Dockerizing a Multi-Service OMS

Once the OMS services were functional, the next challenge was orchestration. Running five microservices (Order, Risk, Matching, Core, Market Data) plus infrastructure (Kafka, Schema Registry, Grafana, Prometheus) manually was painful. I needed a way to spin up the entire ecosystem with a single command. The solution: Docker Compose.

Why Dockerize?

Consistency: Every service runs in the same environment across machines.
Reproducibility: Recruiters, teammates, or future me can spin up the system without setup headaches.
Isolation: Each service has its own container, avoiding dependency conflicts.
Scalability: Containers can be scaled horizontally (docker-compose up --scale order=3).

In short, Docker Compose turned my OMS from a collection of services into a cohesive, reproducible system.

Architecture of the Compose Setup

I split the Compose configuration into two layers:

Infrastructure Layer
- Kafka + Zookeeper: Messaging backbone.
- Schema Registry: Avro contract enforcement.
- Grafana + Prometheus: Monitoring and dashboards.
- Kafka UI: Optional, for debugging topics.
Service Layer
- Order Service: REST API for order intake.
- Risk Service: Consumes orders + quotes, applies checks.
- Matching Engine: Matches orders, publishes trades.
- Core Service: Persists orders/trades, exposes reporting.
- Market Data Service: Streams quotes into Kafka.

Each service has its own Dockerfile, built from a shared base image (Java 21 + Spring Boot runtime).

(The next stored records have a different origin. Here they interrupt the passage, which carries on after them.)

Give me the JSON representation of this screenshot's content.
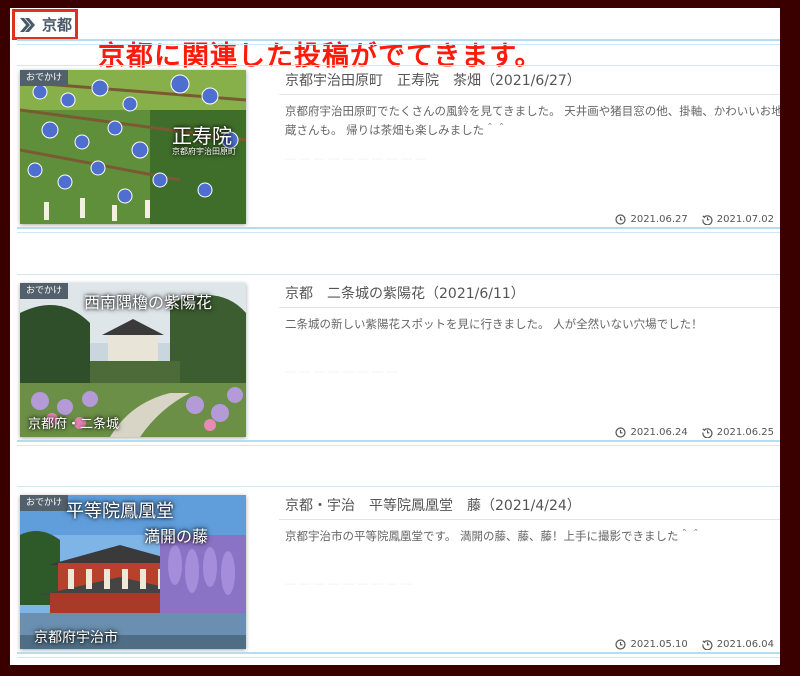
{
  "breadcrumb": {
    "label": "京都",
    "icon": "double-chevron-icon"
  },
  "annotation": "京都に関連した投稿がでてきます。",
  "posts": [
    {
      "category": "おでかけ",
      "title": "京都宇治田原町　正寿院　茶畑（2021/6/27）",
      "excerpt": "京都府宇治田原町でたくさんの風鈴を見てきました。 天井画や猪目窓の他、掛軸、かわいいお地蔵さんも。 帰りは茶畑も楽しみました＾＾",
      "ghost": "― ― ― ― ― ― ― ― ― ―",
      "thumb_overlay": [
        "正寿院",
        "京都府宇治田原町"
      ],
      "published": "2021.06.27",
      "updated": "2021.07.02"
    },
    {
      "category": "おでかけ",
      "title": "京都　二条城の紫陽花（2021/6/11）",
      "excerpt": "二条城の新しい紫陽花スポットを見に行きました。 人が全然いない穴場でした！",
      "ghost": "― ― ― ― ― ― ― ―",
      "thumb_overlay": [
        "西南隅櫓の紫陽花",
        "京都府・二条城"
      ],
      "published": "2021.06.24",
      "updated": "2021.06.25"
    },
    {
      "category": "おでかけ",
      "title": "京都・宇治　平等院鳳凰堂　藤（2021/4/24）",
      "excerpt": "京都宇治市の平等院鳳凰堂です。 満開の藤、藤、藤！上手に撮影できました＾＾",
      "ghost": "― ― ― ― ― ― ― ― ―",
      "thumb_overlay": [
        "平等院鳳凰堂",
        "満開の藤",
        "京都府宇治市"
      ],
      "published": "2021.05.10",
      "updated": "2021.06.04"
    }
  ]
}
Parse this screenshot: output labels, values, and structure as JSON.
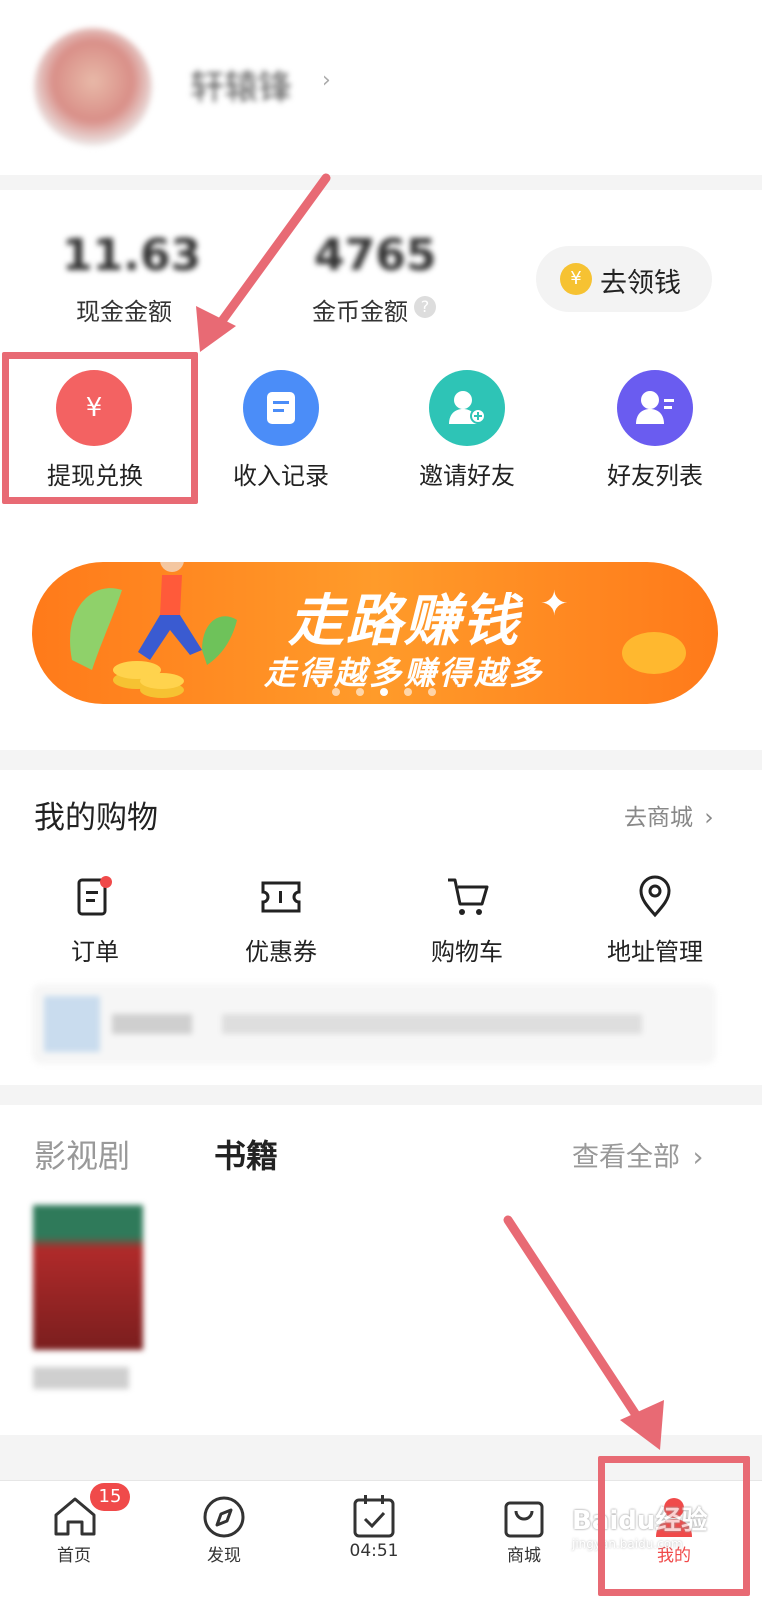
{
  "profile": {
    "name": "轩辕锋"
  },
  "wallet": {
    "cash_value": "11.63",
    "cash_label": "现金金额",
    "coin_value": "4765",
    "coin_label": "金币金额",
    "claim_button": "去领钱"
  },
  "actions": [
    {
      "label": "提现兑换"
    },
    {
      "label": "收入记录"
    },
    {
      "label": "邀请好友"
    },
    {
      "label": "好友列表"
    }
  ],
  "banner": {
    "title": "走路赚钱",
    "subtitle": "走得越多赚得越多"
  },
  "shopping": {
    "title": "我的购物",
    "link": "去商城",
    "items": [
      {
        "label": "订单"
      },
      {
        "label": "优惠券"
      },
      {
        "label": "购物车"
      },
      {
        "label": "地址管理"
      }
    ]
  },
  "media": {
    "tab_video": "影视剧",
    "tab_books": "书籍",
    "see_all": "查看全部"
  },
  "tabbar": {
    "items": [
      {
        "label": "首页"
      },
      {
        "label": "发现"
      },
      {
        "label": "04:51"
      },
      {
        "label": "商城"
      },
      {
        "label": "我的"
      }
    ],
    "home_badge": "15"
  },
  "watermark": "Baidu经验",
  "watermark_url": "jingyan.baidu.com",
  "colors": {
    "accent_red": "#f04a4a",
    "arrow": "#e86a74",
    "banner_orange": "#ff8a1e"
  }
}
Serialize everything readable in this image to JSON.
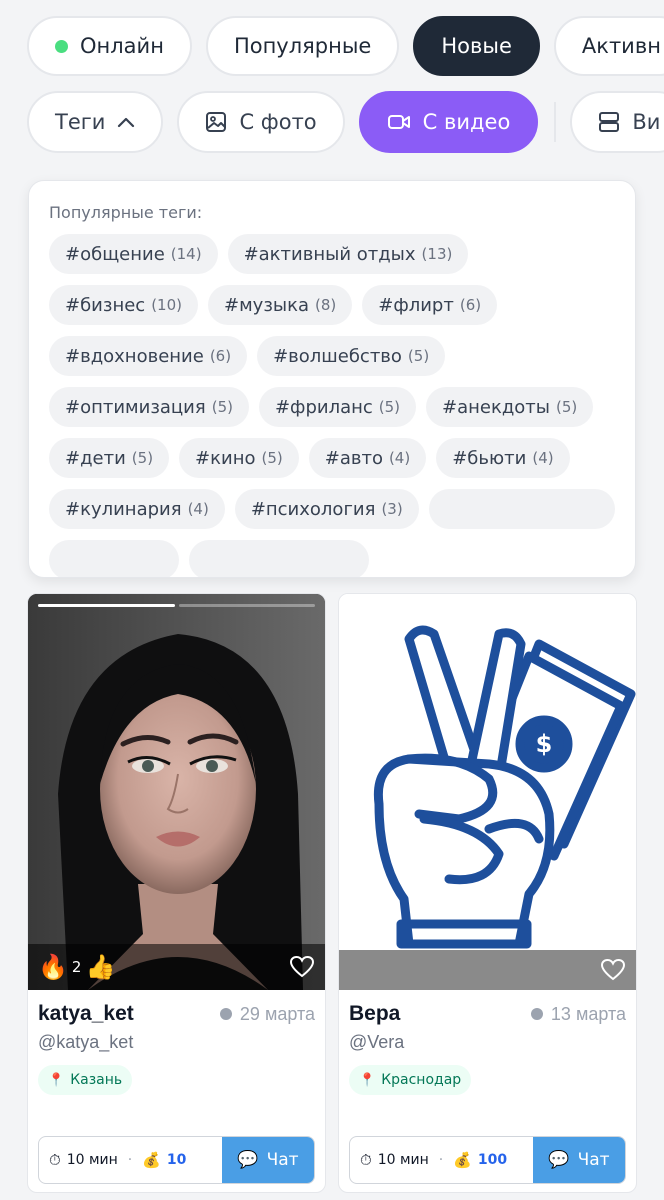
{
  "filters_row1": {
    "online": "Онлайн",
    "popular": "Популярные",
    "new": "Новые",
    "active": "Активн"
  },
  "filters_row2": {
    "tags": "Теги",
    "with_photo": "С фото",
    "with_video": "С видео",
    "view": "Ви"
  },
  "tags_panel": {
    "title": "Популярные теги:",
    "tags": [
      {
        "label": "#общение",
        "count": "(14)"
      },
      {
        "label": "#активный отдых",
        "count": "(13)"
      },
      {
        "label": "#бизнес",
        "count": "(10)"
      },
      {
        "label": "#музыка",
        "count": "(8)"
      },
      {
        "label": "#флирт",
        "count": "(6)"
      },
      {
        "label": "#вдохновение",
        "count": "(6)"
      },
      {
        "label": "#волшебство",
        "count": "(5)"
      },
      {
        "label": "#оптимизация",
        "count": "(5)"
      },
      {
        "label": "#фриланс",
        "count": "(5)"
      },
      {
        "label": "#анекдоты",
        "count": "(5)"
      },
      {
        "label": "#дети",
        "count": "(5)"
      },
      {
        "label": "#кино",
        "count": "(5)"
      },
      {
        "label": "#авто",
        "count": "(4)"
      },
      {
        "label": "#бьюти",
        "count": "(4)"
      },
      {
        "label": "#кулинария",
        "count": "(4)"
      },
      {
        "label": "#психология",
        "count": "(3)"
      }
    ]
  },
  "cards": [
    {
      "reactions_count": "2",
      "name": "katya_ket",
      "date": "29 марта",
      "handle": "@katya_ket",
      "location": "Казань",
      "duration": "10 мин",
      "coins": "10",
      "chat": "Чат"
    },
    {
      "name": "Вера",
      "date": "13 марта",
      "handle": "@Vera",
      "location": "Краснодар",
      "duration": "10 мин",
      "coins": "100",
      "chat": "Чат"
    }
  ],
  "colors": {
    "accent_violet": "#8b5cf6",
    "dark_pill": "#1f2937",
    "online_dot": "#4ade80",
    "chat_button": "#4a9ee5",
    "illustration_blue": "#1e4f9c"
  }
}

Key Compose Features I Used

Networks: A shared bridge network (oms-net) so services can discover each other by name.
Volumes: Persistent storage for Kafka logs and Grafana dashboards.
Depends_on: Ensures infra (Kafka, Schema Registry) starts before services.
Profiles: Split into infra and services profiles, so I can run infra alone for debugging.
Environment Variables: Centralized configs for Kafka brokers, Schema Registry URLs, and service ports.
Healthchecks: Added to Kafka and Schema Registry to ensure readiness before dependent services start.

Example Workflow

Start everything:

docker-compose up -d

View logs (for Order Service):

docker-compose logs -f order-service

Rebuild a specific service after code changes:

docker-compose up -d --build order-service

Stop all containers:

docker-compose up -d --build order-service

Inspect the running setup:

docker ps
docker network inspect oms-net

Debugging and Testing

Once the stack was up, I used Postman to send test orders:

POST http://localhost:8080/api/orders
Content-Type: application/json
{
  "symbol": "AAPL",
  "quantity": 100,
  "price": 182.45,
  "side": "BUY"
}

Verifying Message Propagation

✅ Checked Kafka topics in Kafka UI → http://localhost:8085
📊 Monitored service metrics in Prometheus → http://localhost:9090
📈 Visualized latency dashboards in Grafana → http://localhost:3000

Everything ran smoothly — seeing trades appear in Core Service within milliseconds was immensely satisfying.

Optimizations & Learnings

🗂️ Used a common .env file to centralize environment variables (ports, broker URLs).
⚙️ Enabled JVM heap limits per service using JAVA_OPTS to prevent memory starvation.
🔄 Mounted local volumes for hot‑reloading configs during testing.
🧩 Leveraged Compose profiles (infra, services, monitoring) to selectively bring up components.
♻️ Introduced container restart policies (restart: on-failure) for resilience.

Final Thoughts

Docker Compose transformed my Order Management System from a cluster of manual scripts into a single‑command distributed environment.
It not only improved my productivity but also made the system reproducible, testable, and portable — crucial for showcasing backend engineering work.